L’idea a ben guardare non venne alla Babitz bensì a Wasser, quando vide l’artista e il curatore della mostra impegnati in un’attività apparentemente poco in linea con un rinfresco dell’alta società. Tra la calca d’invitati in smoking e abito da sera, bottiglie di champagne piroettanti a destra e a manca e musica dal vivo, i due uomini si erano ritagliati un piccolo spazio dove fare una partita a scacchi. La passione di Duchamp per gli scacchi era risaputa e di vecchia data, proporgli una sfida aveva quindi per Walter Hopps valore di cortesia : l’anfitrione che assecondava i gusti dell’ospite. Julian Wasser tuttavia scorse in quella piccola eccentricità una grande occasione : perché non ti fotografo nuda, domandò divertito alla ragazza, intanto che giochi a scacchi con Marcel Duchamp ? Al fotografo non poteva venire pensata migliore.

Julian Wasser
1963. Fotografia
L’indomani mattina presto, prima che il museo fosse aperto al pubblico, Julian Wasser ed Eve Babitz ritrovarono l’artista negli spazi espositivi, e davanti ai tecnici e agli operai ancora occupati a terminare l’allestimento la ragazza si spogliò nuda e si accomodò a un tavolo con scacchiera. Tra lei e Duchamp non ci fu partita : troppo facile, per l’anziano francese, battere la giovane americana. Ma mentre l’artista divorava pedone su pedone, alfiere su alfiere, regina su regina, mentre i due si distraevano dal gioco chiacchierando della loro vita, la macchina fotografica di Wasser catturava la scena da diverse angolazioni. E fra i tanti scatti, la Babitz ne scelse uno, quello che appunto passerà alla storia.

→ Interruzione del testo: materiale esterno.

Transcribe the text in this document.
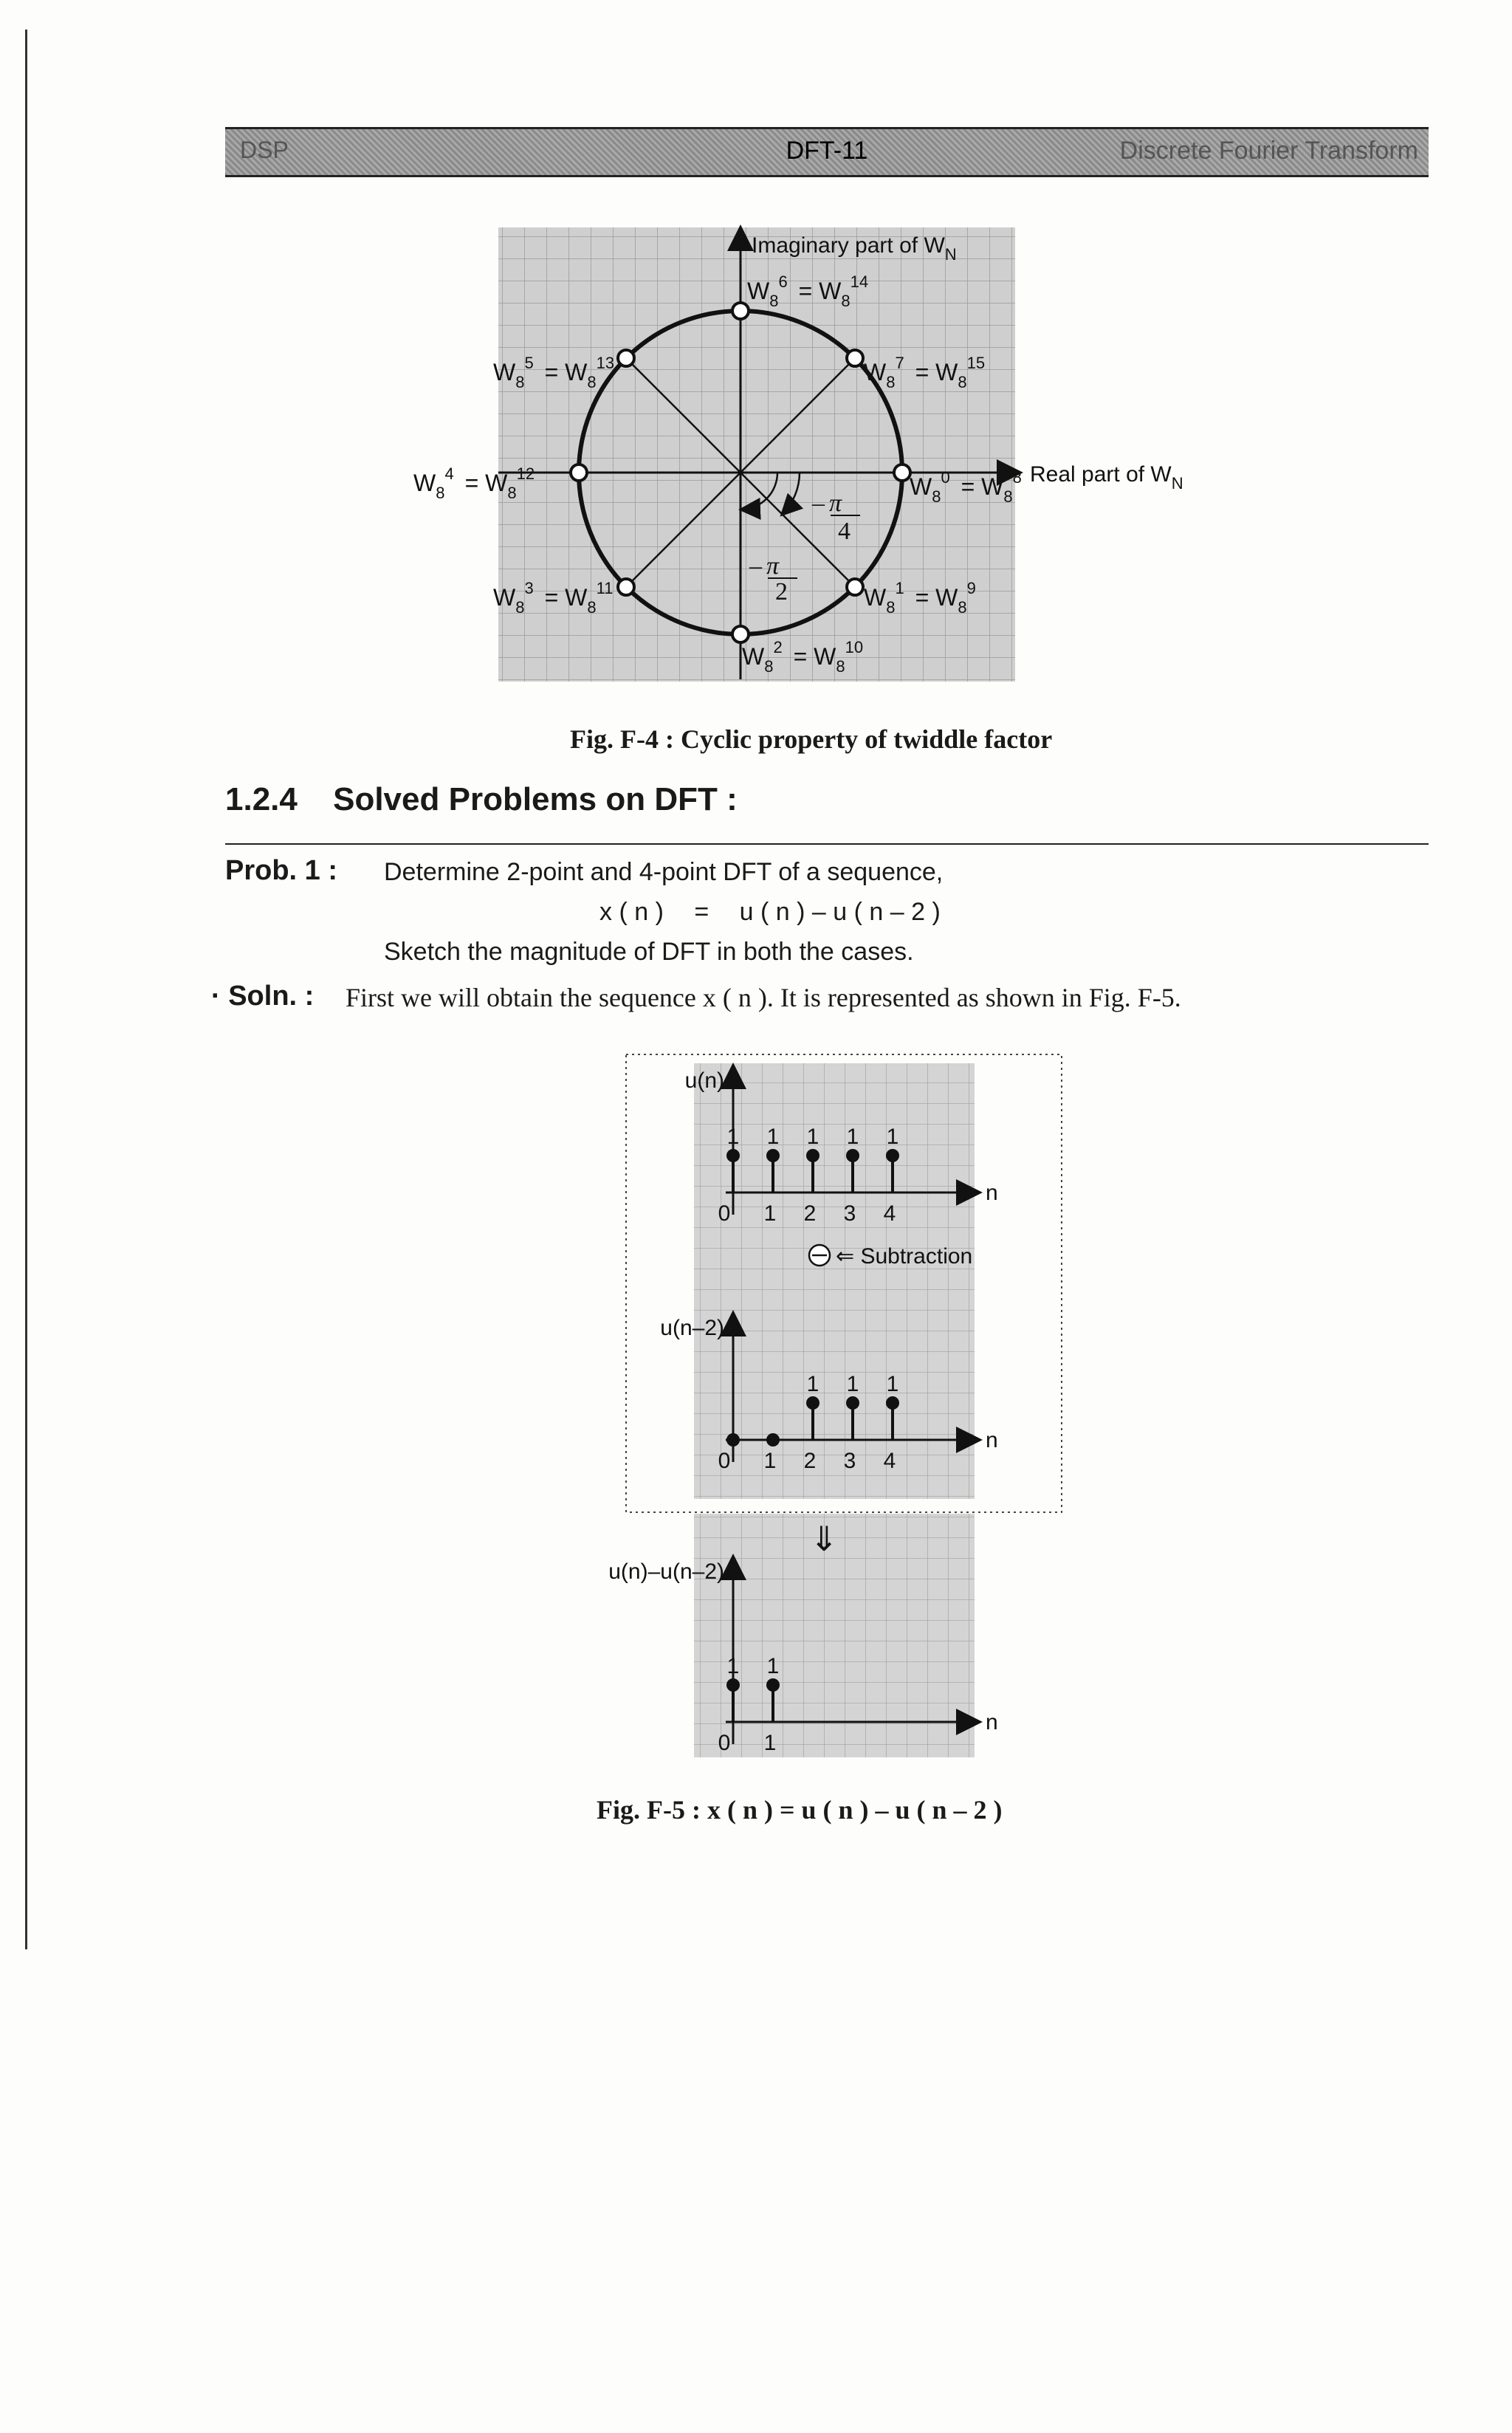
DSP	DFT-11	Discrete Fourier Transform
Imaginary part of $W_N$
Real part of $W_N$
$W_8^0 = W_8^8$
$W_8^1 = W_8^9$
$W_8^2 = W_8^{10}$
$W_8^3 = W_8^{11}$
$W_8^4 = W_8^{12}$
$W_8^5 = W_8^{13}$
$W_8^6 = W_8^{14}$
$W_8^7 = W_8^{15}$
– π
4
– π
2
Fig. F-4 : Cyclic property of twiddle factor
1.2.4 Solved Problems on DFT :
Prob. 1 : Determine 2-point and 4-point DFT of a sequence,
x ( n ) = u ( n ) – u ( n – 2 )
Sketch the magnitude of DFT in both the cases.
· Soln. : First we will obtain the sequence x ( n ). It is represented as shown in Fig. F-5.
u(n)
n
0 1 2 3 4
1 1 1 1 1
u(n–2)
n
0 1 2 3 4
1 1 1
u(n)–u(n–2)
n
0 1
1 1
⇐ Subtraction
⇓
Fig. F-5 : x ( n ) = u ( n ) – u ( n – 2 )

Sviluppata in bianco e nero, la foto ritrae le due figure di profilo, lei totalmente svestita, con le tette grosse e penzolanti come dei palloni da football americano, e lui in giacca scura, pantaloni scuri, scarpe scure e montatura degli occhiali scura – solo i capelli, un tempo scuri, mostrano delle ciocche brizzolate. Era l’illustrazione del paradosso, l’immagine dei tanti contrasti : quello tra gioventù e vecchiaia, tra presente e passato, tra pudicizia e nudità, tra azione e contemplazione, il contrasto tra esibizionismo e desiderio d’anonimato, dato che della ragazza si vede la silhouette integrale eppure il volto resta coperto dal caschetto. Ma a conferire alla situazione una marcia in più, a renderla del tutto straniante, ci pensava l’espressione calma e concentrata di Marcel Duchamp. Poco importava cosa avvenisse attorno, poco importavano le forme fresche e gustosissime di Eve Babitz offerte su un piatto d’argento : egli non si scomponeva, osservava attentamente la scacchiera e si approntava a fare la prossima mossa. Insomma la trovata e la manodopera erano di Julian Wasser, la Babitz ci aveva messo il fisico, ma ancora una volta, senza neanche volerlo, era lui, l’anziano maestro, che faceva della fotografia una grande opera d’arte.